Influencing others with your ability to concentrate…Yoritomo is not talking about others sitting around watching you think and saying, “Wow, he’s amazing; let’s follow him!” Rather, the old shogun knows that to manifest results people will pay attention to, it takes concentration.
He goes on talking about a project being a series of small acts put together, and that nothing is unimportant.
“What is one link more in a chain several meters long? So trifling a thing that its absence would not be noticed.
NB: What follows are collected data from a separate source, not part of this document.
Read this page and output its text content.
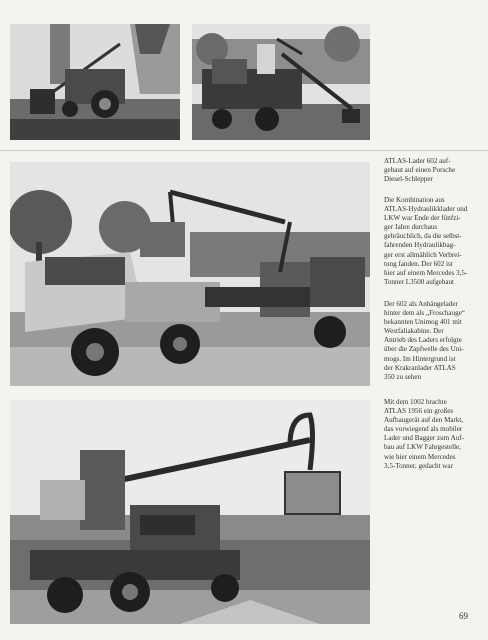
ATLAS-Lader 602 auf-

gebaut auf einen Porsche

Diesel-Schlepper

Die Kombination aus

ATLAS-Hydraulikklader und

LKW war Ende der fünfzi-

ger Jahre durchaus

gebräuchlich, da die selbst-

fahrenden Hydraulikbag-

ger erst allmählich Verbrei-

tung fanden. Der 602 ist

hier auf einem Mercedes 3,5-

Tonner L3500 aufgebaut

Der 602 als Anhängelader

hinter dem als „Froschauge“

bekannten Unimog 401 mit

Westfaliakabine. Der

Antrieb des Laders erfolgte

über die Zapfwelle des Uni-

mogs. Im Hintergrund ist

der Krakranlader ATLAS

350 zu sehen

Mit dem 1002 brachte

ATLAS 1956 ein großes

Aufbaugerät auf den Markt,

das vorwiegend als mobiler

Lader und Bagger zum Auf-

bau auf LKW Fahrgestelle,

wie hier einem Mercedes

3,5-Tonner, gedacht war

69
Nevertheless, if this link were badly riveted, this insignificant detail will suffice to break.”
“Every work is made up of a chain of acts more or less infinitesimal; the perfection of each of them contributes to the whole, and it sometimes suffices for a slight slackness in the performance of one of those acts to jeopardize the success of the undertaking…troubles arise from the want of concentration which allowed us to lose sight of the one thing that should have been for us of the first importance.”
He says that each day brings with it a round of duties of unequal importance; we must know how to distinguish that which should take precedence. In my School of Entrepreneurship class last week I impressed on the students that prioritization was a master skill of high achievers and effective leaders.
The shogun says to do the most important things, even tasks that are part of the most important things, and let less important stuff go undone. Keep oneself from every distraction and concentrate on the most worthy tasks or projects. “Rally your psychic powers and untie them on the same point…”
We can cast and divide our mental powers onto a wide variety of things in a day, accomplishing little, or we can focus them, especially on a worthy project, to accomplish something of value.